A select few of the elite EBV sires produced in the ET and AI programs are specifically chosen to become F1 sires in Trent Bridge’s own commercial Angus herd. The previously mentioned progeny test system put into place through JBS has given Trent Bridge a fantastic source of tangible data that assists in breeding and genetic decision making. The first year of the sire progeny test program has revealed some extremely valuable data in identifying sires that have overperformed and underperformed. This new data allows for decisions that would not otherwise have been made, such as removing the poor performing sires from production and identifying those outperforming their contemporaries by wide margins.

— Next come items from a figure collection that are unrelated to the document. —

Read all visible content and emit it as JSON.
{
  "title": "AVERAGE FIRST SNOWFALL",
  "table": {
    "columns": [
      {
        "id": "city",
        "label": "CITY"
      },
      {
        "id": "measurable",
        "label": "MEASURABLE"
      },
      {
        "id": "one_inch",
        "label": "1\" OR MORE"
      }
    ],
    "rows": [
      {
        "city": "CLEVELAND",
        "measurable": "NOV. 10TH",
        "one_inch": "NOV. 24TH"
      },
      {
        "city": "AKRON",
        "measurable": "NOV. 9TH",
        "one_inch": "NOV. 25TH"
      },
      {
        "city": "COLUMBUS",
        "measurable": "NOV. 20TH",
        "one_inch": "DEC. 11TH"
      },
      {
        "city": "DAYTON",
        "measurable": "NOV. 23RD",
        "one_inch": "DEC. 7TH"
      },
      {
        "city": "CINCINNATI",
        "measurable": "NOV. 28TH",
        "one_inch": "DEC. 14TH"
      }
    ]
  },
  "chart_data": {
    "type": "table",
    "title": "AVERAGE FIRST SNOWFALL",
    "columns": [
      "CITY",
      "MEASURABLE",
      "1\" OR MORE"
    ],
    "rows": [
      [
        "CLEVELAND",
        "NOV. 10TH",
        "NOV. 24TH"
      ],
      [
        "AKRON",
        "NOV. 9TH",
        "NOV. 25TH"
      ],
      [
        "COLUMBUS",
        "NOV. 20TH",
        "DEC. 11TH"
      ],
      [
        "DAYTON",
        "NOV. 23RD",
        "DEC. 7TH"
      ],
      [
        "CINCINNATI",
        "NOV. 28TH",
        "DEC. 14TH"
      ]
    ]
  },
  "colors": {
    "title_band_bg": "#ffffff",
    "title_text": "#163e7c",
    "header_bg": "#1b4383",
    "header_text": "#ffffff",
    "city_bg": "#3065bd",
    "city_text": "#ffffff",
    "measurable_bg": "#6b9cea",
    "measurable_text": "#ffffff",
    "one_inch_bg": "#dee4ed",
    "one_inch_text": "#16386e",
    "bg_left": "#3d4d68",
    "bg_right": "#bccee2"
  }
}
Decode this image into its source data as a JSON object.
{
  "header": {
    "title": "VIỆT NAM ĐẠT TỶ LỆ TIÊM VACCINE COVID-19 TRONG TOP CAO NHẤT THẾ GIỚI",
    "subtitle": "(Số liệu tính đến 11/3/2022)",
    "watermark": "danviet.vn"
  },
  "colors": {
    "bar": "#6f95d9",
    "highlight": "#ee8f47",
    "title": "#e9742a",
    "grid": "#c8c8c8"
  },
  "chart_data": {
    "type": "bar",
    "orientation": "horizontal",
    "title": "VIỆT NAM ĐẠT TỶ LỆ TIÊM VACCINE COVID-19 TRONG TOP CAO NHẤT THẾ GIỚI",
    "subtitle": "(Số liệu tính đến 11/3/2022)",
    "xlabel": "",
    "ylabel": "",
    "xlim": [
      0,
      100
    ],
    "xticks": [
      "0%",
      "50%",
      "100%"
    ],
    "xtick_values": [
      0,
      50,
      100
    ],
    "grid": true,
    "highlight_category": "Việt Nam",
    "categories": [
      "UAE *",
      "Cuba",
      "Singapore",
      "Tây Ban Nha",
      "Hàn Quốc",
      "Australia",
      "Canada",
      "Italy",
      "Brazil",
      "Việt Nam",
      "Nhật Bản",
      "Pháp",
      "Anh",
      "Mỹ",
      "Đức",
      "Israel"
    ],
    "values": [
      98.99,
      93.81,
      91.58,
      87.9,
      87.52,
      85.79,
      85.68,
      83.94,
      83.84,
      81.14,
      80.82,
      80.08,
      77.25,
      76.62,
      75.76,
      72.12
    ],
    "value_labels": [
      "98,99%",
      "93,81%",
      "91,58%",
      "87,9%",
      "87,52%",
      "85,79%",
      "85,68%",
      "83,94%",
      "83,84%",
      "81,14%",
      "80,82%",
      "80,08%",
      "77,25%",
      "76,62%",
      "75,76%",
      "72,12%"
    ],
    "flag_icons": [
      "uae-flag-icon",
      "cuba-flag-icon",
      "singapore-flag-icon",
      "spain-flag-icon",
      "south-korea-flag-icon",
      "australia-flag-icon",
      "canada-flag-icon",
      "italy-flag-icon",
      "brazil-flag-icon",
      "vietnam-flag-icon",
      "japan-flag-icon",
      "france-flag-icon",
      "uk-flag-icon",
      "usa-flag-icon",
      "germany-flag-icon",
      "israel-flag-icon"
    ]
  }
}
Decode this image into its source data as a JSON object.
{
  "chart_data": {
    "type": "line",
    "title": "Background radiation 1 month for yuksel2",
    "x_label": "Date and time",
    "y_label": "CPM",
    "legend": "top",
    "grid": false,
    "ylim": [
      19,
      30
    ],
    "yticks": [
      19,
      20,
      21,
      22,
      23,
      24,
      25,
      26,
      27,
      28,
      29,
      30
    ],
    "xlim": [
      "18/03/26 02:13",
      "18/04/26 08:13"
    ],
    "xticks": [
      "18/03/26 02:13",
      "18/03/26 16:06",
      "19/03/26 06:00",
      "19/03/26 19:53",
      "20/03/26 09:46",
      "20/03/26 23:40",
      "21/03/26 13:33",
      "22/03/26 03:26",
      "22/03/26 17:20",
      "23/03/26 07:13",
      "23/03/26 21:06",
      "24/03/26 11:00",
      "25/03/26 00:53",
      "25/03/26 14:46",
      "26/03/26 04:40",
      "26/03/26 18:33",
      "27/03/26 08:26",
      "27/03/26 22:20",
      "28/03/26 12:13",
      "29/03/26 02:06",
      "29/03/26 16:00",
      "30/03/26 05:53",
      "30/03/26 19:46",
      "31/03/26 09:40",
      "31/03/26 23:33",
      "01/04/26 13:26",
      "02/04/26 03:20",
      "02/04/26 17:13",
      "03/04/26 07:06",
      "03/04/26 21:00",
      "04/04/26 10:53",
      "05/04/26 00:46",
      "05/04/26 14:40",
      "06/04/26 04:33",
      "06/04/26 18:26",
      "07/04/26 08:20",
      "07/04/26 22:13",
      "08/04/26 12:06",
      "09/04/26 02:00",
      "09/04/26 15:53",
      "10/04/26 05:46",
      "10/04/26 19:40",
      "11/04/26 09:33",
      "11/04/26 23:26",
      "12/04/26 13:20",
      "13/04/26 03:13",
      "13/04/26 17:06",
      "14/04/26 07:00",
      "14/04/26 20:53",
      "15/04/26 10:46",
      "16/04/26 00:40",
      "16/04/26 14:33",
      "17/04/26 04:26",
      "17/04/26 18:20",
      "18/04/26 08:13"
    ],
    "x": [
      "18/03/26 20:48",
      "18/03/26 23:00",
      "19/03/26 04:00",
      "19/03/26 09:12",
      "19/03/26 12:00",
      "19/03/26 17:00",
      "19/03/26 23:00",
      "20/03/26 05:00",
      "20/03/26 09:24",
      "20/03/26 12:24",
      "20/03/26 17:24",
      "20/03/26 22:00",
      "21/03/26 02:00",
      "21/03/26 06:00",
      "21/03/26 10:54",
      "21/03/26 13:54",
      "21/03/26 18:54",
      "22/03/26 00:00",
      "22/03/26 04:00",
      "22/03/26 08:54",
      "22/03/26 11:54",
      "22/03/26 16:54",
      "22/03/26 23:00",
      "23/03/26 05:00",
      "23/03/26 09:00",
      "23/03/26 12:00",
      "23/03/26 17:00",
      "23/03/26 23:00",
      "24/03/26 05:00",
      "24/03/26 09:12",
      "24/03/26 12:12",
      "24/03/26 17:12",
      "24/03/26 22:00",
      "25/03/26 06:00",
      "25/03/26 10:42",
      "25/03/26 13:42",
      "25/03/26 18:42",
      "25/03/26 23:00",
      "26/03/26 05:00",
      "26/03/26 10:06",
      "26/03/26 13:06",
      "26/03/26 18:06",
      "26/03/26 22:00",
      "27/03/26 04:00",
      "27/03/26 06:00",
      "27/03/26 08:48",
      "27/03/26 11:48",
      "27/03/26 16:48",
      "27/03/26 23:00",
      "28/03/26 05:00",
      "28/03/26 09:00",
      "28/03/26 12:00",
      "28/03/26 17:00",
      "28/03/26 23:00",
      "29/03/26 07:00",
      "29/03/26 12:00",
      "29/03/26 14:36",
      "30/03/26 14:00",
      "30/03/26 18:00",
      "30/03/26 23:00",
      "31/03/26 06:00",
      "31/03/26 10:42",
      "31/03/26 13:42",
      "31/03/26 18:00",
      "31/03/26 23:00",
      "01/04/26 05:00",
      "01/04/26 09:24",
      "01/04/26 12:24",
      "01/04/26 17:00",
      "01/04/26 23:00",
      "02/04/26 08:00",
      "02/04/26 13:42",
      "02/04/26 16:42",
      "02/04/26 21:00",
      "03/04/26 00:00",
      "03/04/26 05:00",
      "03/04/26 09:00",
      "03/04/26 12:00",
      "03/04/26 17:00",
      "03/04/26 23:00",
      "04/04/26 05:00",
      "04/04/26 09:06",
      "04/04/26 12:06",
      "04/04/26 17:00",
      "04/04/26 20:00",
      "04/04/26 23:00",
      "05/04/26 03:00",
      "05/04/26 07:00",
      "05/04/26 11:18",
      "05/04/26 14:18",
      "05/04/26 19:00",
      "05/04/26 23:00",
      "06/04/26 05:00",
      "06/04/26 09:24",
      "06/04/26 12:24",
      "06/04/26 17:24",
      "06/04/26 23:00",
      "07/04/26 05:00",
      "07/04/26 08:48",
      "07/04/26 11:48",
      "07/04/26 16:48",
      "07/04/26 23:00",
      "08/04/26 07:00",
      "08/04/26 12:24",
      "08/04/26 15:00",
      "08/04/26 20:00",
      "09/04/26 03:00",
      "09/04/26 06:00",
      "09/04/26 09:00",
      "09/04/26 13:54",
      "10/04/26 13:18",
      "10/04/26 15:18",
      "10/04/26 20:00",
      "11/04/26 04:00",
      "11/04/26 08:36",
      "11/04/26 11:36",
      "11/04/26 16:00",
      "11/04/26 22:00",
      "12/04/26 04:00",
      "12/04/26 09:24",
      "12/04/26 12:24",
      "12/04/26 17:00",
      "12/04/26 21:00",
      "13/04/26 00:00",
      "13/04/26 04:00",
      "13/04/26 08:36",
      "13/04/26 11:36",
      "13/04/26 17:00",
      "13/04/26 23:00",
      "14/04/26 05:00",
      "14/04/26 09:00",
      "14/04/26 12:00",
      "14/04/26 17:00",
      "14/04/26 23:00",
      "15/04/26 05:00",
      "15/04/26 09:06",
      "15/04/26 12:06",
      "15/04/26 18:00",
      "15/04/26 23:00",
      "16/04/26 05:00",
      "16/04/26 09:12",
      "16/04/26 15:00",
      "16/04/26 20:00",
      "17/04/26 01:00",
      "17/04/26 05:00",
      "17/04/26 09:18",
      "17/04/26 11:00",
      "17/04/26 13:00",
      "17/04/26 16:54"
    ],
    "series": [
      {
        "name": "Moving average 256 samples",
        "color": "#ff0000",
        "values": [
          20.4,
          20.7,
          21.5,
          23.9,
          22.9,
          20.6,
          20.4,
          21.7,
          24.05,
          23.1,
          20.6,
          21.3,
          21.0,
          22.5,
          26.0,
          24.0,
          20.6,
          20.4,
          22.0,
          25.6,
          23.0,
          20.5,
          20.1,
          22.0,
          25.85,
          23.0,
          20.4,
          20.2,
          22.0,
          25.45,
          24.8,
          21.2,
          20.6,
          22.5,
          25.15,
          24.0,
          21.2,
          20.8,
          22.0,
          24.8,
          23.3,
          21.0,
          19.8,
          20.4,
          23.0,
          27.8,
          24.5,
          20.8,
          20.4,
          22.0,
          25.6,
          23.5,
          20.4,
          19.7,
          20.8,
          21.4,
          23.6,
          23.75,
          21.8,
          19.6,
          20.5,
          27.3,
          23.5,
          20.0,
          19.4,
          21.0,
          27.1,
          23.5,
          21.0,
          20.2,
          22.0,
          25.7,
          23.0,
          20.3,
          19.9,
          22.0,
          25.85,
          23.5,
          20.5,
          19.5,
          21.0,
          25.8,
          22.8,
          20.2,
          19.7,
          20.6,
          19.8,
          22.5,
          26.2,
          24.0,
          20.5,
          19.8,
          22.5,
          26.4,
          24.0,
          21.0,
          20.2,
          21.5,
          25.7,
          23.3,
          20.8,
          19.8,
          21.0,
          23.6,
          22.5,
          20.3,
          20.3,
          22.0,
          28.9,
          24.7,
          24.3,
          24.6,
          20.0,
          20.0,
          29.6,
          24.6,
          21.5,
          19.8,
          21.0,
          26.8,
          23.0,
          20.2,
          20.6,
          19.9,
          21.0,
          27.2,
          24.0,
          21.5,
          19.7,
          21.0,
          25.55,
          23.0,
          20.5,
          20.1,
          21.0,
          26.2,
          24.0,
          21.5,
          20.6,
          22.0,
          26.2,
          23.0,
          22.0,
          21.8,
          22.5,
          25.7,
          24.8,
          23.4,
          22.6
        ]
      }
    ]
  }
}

The top performer of the first year of Trent Bridge’s progeny test is a Haruki 2 son, Trent Bridge J77. He is still awaiting his genomic test results, however his parent average EBVs show his fantastic potential to possess extreme growth traits derived from his sire Haruki 2. Not only does J77 have the potential for growth, he also has the potential for high quality carcass traits. Look no further than his 003 dam Trent Bridge F C212, or his maternal brother the popular Trent Bridge F F0115. Trent Bridge F F0115 has genomics with impressive and balanced EBVs for growth and carcasses. F115 excels with a MS of 1.4, EMA of 2.9, and MF of 0.32. This combination of elite carcass EBVs and maintaining reasonable growth allows F115 to put together impressive index numbers of $351 TCI, $167 Self Replacing Index, $144 Fullblood Terminal Index, and $143 F1 Terminal Index.
These two sires are out of one of Charlie’s favorite cows in the herd, Trent Bridge C212. She is a Kitateruyasudoi daughter behind which is TF 151, Michifuku, TF Kikuhana, and then the famous matriarch TF Dai 2 Kinntou 3. It is no surprise this maternal line is producing elite sires for Trent Bridge as TF Dai 2 Kinntou 3 is the matriarch behind elite sires TF Terutani 40/1, Mayura Itoshigenami Jnr, Westholme Fujiteru 3, Sumo Cattle Co Michifuku F126, and Sumo Cattle Co Itoshigenami C158 to name a few. C212 was born in 2007 and now has 13 registered progeny sired by Itoshigenami, B0039, Haruki 2, and Shigeshigetani among others. She has genomics and performs to the Trent Bridge breeding philosophy almost perfectly, with great carcass traits while maintaining high growth traits. C212’s combination of high growth EBVs and great carcass traits puts her Self Replacing Index at $185, a value in the top 5% of the breed. C212 is one of many elite cows at Trent Bridge with numerous females over $300 TCI, a result of the focus on high marbling and a well-managed ET and AI program.
Between the new programs and tools being implemented at Trent Bridge and the promising results from J77, F115, and their dam C212, the future is full of exciting possibilities. Be sure to pay attention to what Wal, Jen, and Charlie are doing at Trent Bridge. It will no doubt be on the cutting edge of management and genetics!